This level of certainty proved impossible to provide. The epistemic virtue of scepticism, perceived as central to medical science at the time, clashed with the expectation of definitive proof. In 1908, Theodorus Heemskerk’s Protestant cabinet leveraged this doubt to revise vaccination policy, framing it as an opportunity to sustain ‘self-criticism’ in the medical profession. Citing Schouten, Heemskerk argued that continuing the mandate would stifle scientific inquiry and proposed allowing exemptions for children whose health risks were certified by two GPs.Footnote 27 The resulting 1911 amendment created a loophole. It enabled parents with religious objections to bypass the pox note requirement – on medical grounds. In practice, this meant that if they could find a physician to state that a vaccine would be too dangerous, their child was not required to obtain one.Footnote 28

Religious dissenters, led by Calvinist Reverend Gerrit Hendrik Kersten, capitalised on this loophole. In a 1922 publicity stunt, Kersten organised a bus trip transporting children to Calvinist GPs willing to issue medical exemptions.Footnote 29 This act catapulted Kersten into the national spotlight and established him as a vocal opponent of vaccination mandates.Footnote 30 By 1928, he had become a member of parliament for the Staatkundig Gereformeerde Partij (State Reformed Party) and successfully campaigned for the suspension of the indirect vaccination mandate. Declaring, ‘God now intervenes! Science has filed for bankruptcy’, Kersten reframed the debate as a triumph of religious freedom and individual accountability over state intervention. What had led to this dramatic pause in vaccination policy?

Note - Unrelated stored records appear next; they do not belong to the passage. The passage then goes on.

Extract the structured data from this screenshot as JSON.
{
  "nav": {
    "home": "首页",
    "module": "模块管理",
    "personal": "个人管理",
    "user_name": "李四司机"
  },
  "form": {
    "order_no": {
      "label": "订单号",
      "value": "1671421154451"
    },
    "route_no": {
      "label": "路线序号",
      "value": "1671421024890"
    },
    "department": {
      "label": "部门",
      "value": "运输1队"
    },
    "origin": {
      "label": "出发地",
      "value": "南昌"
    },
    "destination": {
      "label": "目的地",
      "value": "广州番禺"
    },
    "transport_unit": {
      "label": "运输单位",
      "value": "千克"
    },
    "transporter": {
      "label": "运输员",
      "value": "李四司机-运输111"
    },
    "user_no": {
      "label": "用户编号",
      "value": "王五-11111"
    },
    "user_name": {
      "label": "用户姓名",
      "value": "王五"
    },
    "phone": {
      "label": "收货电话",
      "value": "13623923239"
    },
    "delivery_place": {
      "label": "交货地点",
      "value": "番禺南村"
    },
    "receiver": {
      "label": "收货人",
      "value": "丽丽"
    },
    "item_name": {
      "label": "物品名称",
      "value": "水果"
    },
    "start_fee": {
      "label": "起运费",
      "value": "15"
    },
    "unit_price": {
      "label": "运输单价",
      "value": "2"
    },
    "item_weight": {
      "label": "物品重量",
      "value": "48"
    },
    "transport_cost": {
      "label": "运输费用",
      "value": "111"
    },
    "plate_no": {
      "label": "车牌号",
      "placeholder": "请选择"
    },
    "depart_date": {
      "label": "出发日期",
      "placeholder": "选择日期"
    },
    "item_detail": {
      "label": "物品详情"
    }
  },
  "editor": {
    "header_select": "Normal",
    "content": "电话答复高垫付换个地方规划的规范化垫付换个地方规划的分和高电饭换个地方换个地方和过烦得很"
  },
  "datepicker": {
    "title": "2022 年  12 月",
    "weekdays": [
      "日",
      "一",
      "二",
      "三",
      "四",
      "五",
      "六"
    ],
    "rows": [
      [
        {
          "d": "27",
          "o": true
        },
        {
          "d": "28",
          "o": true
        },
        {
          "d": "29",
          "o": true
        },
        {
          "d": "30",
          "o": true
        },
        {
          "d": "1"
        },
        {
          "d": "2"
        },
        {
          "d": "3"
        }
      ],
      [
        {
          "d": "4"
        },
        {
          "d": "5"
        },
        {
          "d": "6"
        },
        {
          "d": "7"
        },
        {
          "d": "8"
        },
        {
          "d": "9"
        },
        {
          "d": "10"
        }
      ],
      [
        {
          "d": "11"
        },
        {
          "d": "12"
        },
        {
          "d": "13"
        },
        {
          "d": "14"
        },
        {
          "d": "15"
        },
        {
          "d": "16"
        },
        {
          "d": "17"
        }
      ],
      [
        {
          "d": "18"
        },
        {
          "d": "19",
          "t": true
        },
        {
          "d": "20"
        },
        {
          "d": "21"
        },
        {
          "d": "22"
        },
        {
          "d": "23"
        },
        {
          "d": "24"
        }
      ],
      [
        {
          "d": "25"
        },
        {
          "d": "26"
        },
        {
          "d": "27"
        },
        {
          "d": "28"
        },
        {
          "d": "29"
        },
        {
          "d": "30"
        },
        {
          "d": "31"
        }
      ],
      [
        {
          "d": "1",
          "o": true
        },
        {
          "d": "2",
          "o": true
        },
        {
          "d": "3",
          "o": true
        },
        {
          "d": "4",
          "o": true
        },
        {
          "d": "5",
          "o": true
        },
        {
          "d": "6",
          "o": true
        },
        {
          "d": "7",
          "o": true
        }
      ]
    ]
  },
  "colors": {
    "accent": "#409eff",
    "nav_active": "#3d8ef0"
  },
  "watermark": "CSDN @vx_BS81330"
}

A year-long pause of 12 years

While Kersten was making noise in opposing state intervention to infectious diseases, the Dutch medical profession had started to bring focus into the discussion about the side effects of cowpox vaccination – and so the meanings of ‘medical objections’ began to multiply. This began when the neurologist F. S. van Bouwdijk Bastiaanse published two case reports in January 1925 in the Dutch Medical Journal. He had identified a couple of patients who developed symptoms of encephalitis between 9 and 15 days after a cowpox vaccine.Footnote 31 Van Bouwdijk Bastiaans did not intervene in an ongoing discussion in the medical literature, but it made Dutch physicians sensitive to cases of what they started to call ‘encephalitis postvaccinales’.Footnote 32 Once they started looking for cases, they began to find them. The Dutch Medical Association initiated a working group to coordinate research in 1926,Footnote 33 and the new Dutch Institute for Public Health quickly investigated ways to prevent or treat the side effects.Footnote 34 Within a year, the discussion of medical objections moved from the fringe to the centre of medical discourse.Footnote 35 Kersten followed this debate with close attention. While he initially fought the vaccination mandate to which he objected on religious grounds with political arguments about the infringement of the private sphere,Footnote 36 the Calvinist reverend-politician quickly transported the new medical uncertainties to the parliamentary arena.Footnote 37 As these medical objections gained traction, the government’s political foundation for a national vaccination policy began to shake.

Critics of vaccination used the increasing number of individual case reports on encephalitis published in medical journals to substantiate further the claim that medical science could not ‘guarantee’ that vaccines were ‘absolutely safe’.Footnote 38 Initially, the cabinet pointed out that of all 55,000 children vaccinated in 1927, only 118 developed encephalitis: an incidence rate of one in five thousand.Footnote 39 From a population point of view, this could have been perceived as a risk worth taking. However, Kersten prevented this epidemiologic rationale from getting accepted in parliament. He sharply criticised the prime minister’s justification, declaring that even a single case of harm was ‘already too many’. Building on this sentiment, Kersten reframed the issue as a matter of moral accountability, asserting that if one child were to die as a result of government measures, ‘the state has laid its hands on a life whose fate is determined in eternity’.Footnote 40 For Kersten, this alone was reason enough to lift the mandate.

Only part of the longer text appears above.